A new study looked to bring further insight into the evolution of cat domestication by confirming some previously vehiculated dates and also introducing new locations.
Scientists have been having a hard time setting an exact date for the period in which wild felines started changing and moving towards our modern-day beloved house pets. One of the difficulties in determining this transition was its only having skeleton fossils as an information base.
Now, a new study went to collect and analyze DNA samples. These come from the bones and teeth of over 200 ancient cats. These remains spanned over 9,000 years of human and cat history and can be traced back to numerous locations. They include ancient Egypt, Viking graves, countries in Europe and Asia, and even modern day Angola.
Two Paths to Cat Domestication
This new research determined that felines are most likely to have spread in two waves. One of them left Egypt, and the other the Near East, and both must have traveled by ship to new places.
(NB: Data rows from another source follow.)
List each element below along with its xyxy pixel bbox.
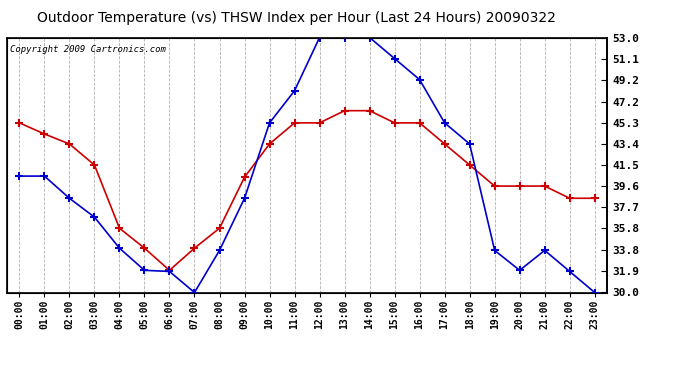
Text: Outdoor Temperature (vs) THSW Index per Hour (Last 24 Hours) 20090322: Outdoor Temperature (vs) THSW Index per … (37, 11, 556, 25)
Text: Copyright 2009 Cartronics.com: Copyright 2009 Cartronics.com (10, 45, 166, 54)
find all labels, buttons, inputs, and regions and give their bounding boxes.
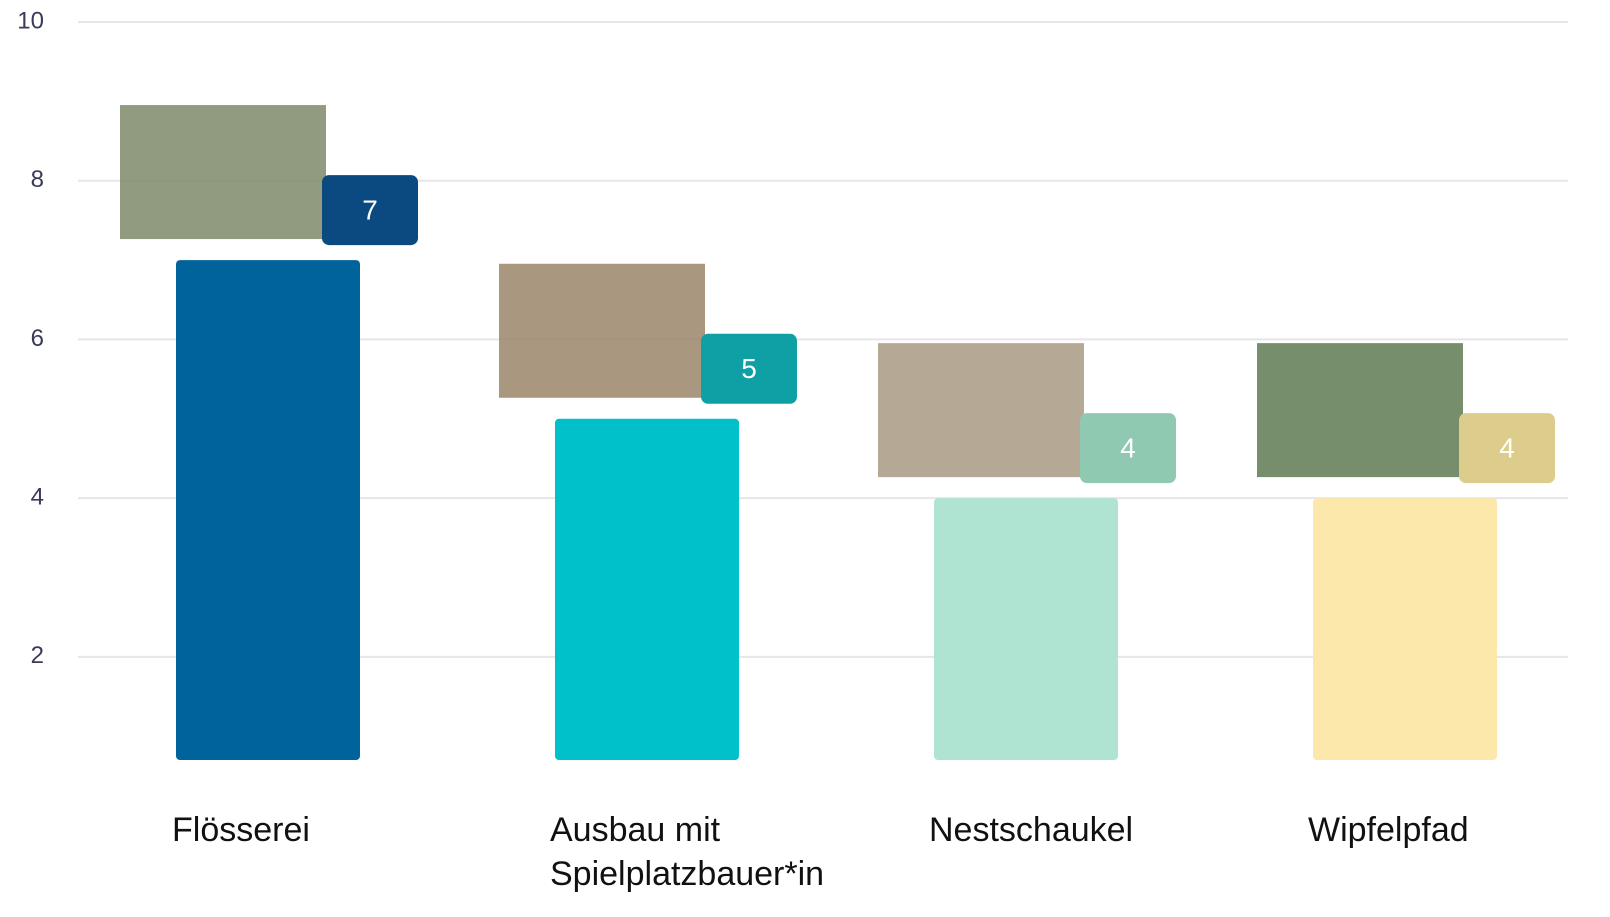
- x-tick-label: Nestschaukel: [929, 808, 1249, 852]
- x-tick-label: Flösserei: [172, 808, 492, 852]
- photo: [499, 264, 705, 398]
- x-tick-label: Ausbau mit Spielplatzbauer*in: [550, 808, 850, 896]
- value-label: 7: [362, 194, 378, 225]
- y-tick-label: 6: [31, 325, 44, 352]
- bar: [555, 419, 739, 760]
- bar: [1313, 498, 1497, 760]
- photo: [120, 105, 326, 239]
- chart: 2 4 6 8 10 7 5 4 4: [0, 0, 1610, 917]
- photo: [878, 343, 1084, 477]
- y-tick-label: 10: [17, 7, 44, 34]
- y-tick-label: 4: [31, 483, 44, 510]
- y-tick-label: 8: [31, 166, 44, 193]
- bar: [176, 260, 360, 760]
- bar: [934, 498, 1118, 760]
- value-label: 4: [1120, 433, 1136, 464]
- chart-page: 2 4 6 8 10 7 5 4 4 Flösserei Ausbau mit Spielplat…: [0, 0, 1610, 917]
- y-tick-label: 2: [31, 642, 44, 669]
- photo: [1257, 343, 1463, 477]
- value-label: 5: [741, 353, 757, 384]
- x-tick-label: Wipfelpfad: [1308, 808, 1610, 852]
- value-label: 4: [1499, 433, 1515, 464]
Near East cats are believed to have started hanging around humans based on these being farmers. Felis silvestris lybica or the wildcat ancestor of modern-day cats, was a rodent hunter, species attracted by the harvested grains. Eventually, the wild cats are believed to have started settling around humans and to have gotten tamer.
These farmers may also be among the first to domesticate cats, thanks to their efficiency in keeping away rodents. They are also considered to have contributed to their spread. As people started migrating and colonizing Europe, they also took these felines along with them.
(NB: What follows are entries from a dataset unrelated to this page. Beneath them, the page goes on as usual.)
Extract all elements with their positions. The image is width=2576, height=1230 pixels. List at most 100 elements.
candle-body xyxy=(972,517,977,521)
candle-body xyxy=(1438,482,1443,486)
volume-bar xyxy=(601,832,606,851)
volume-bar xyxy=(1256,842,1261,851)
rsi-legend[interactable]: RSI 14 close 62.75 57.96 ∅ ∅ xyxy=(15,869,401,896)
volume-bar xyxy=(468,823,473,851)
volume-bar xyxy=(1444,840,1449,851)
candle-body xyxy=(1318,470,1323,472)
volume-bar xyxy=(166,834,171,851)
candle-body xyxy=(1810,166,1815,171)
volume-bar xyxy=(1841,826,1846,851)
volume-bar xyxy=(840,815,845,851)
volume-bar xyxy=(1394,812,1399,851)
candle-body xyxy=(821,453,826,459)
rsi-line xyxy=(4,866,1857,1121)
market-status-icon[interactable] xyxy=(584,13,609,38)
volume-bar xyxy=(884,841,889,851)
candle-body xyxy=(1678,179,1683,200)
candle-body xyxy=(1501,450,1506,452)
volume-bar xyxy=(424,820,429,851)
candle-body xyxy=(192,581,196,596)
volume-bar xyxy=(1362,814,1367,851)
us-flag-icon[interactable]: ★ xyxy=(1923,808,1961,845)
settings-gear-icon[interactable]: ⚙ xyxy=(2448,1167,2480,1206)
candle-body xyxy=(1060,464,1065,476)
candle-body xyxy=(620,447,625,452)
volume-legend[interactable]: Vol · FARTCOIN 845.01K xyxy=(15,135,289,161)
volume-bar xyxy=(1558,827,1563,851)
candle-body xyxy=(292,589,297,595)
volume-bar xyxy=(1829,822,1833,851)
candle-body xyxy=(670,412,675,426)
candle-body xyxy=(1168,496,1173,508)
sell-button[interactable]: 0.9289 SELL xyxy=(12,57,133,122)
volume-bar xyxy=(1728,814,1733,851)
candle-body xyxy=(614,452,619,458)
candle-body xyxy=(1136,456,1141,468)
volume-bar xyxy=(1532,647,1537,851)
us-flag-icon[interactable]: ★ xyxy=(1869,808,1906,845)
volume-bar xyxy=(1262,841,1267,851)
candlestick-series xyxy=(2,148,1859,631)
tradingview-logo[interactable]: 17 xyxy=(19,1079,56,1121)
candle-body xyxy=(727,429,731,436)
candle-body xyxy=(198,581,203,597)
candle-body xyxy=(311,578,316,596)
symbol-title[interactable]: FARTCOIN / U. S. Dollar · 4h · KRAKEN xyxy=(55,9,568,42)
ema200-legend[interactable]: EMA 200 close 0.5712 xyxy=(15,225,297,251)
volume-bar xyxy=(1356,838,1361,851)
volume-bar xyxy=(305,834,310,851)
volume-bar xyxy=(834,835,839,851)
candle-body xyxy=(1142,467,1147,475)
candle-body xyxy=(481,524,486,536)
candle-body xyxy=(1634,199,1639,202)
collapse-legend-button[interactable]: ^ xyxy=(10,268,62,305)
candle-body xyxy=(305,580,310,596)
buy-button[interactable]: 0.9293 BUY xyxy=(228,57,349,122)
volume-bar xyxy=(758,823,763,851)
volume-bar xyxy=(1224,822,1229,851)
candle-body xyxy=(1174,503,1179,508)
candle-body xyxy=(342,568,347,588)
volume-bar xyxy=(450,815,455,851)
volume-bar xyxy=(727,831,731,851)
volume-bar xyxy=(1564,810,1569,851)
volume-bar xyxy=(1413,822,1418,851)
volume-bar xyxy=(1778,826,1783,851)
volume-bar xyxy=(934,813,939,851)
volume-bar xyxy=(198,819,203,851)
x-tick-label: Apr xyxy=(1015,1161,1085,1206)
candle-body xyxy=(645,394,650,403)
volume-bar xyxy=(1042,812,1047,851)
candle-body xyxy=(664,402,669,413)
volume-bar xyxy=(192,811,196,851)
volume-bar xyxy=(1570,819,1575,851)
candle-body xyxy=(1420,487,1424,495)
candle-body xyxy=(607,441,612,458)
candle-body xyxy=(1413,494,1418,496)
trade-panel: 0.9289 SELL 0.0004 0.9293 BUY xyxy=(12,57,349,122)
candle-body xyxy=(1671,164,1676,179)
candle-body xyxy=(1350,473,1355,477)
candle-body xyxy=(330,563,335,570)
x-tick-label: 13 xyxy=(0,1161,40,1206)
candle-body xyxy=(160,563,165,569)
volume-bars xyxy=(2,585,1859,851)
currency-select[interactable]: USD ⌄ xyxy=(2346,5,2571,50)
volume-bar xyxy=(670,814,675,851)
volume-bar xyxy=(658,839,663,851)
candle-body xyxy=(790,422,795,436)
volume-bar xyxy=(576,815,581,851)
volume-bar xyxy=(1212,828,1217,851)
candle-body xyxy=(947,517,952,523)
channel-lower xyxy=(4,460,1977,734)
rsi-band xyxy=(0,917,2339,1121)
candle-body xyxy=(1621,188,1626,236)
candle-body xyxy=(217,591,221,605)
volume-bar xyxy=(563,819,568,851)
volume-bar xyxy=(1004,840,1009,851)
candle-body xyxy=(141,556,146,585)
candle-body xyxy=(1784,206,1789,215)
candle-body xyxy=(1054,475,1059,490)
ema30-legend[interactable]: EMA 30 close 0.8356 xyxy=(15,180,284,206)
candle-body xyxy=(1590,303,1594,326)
Ancient Egyptian cats would have had a similar path. They were also taken along on boat journeys for the same rat-catching purpose. These were also noted to have become more common than the Near East cats.
“From their role of pest control agents that characterized their relationship with humans since the Neolithic, it is possible that cats in Egypt became the companions that we know today,” stated the study team.
Research results are available in a paper in the journal Nature Ecology & Evolution. The study also traced back the origin of the tabby cat. This also helped offer a new possible date as to the start of the cat domestication process.
The study suggests that cats did not change much, even as they began tagging along humans. Initially used as a pest control, they carried on with their own habits. The team believes that they probably became a pet “much later” than expected.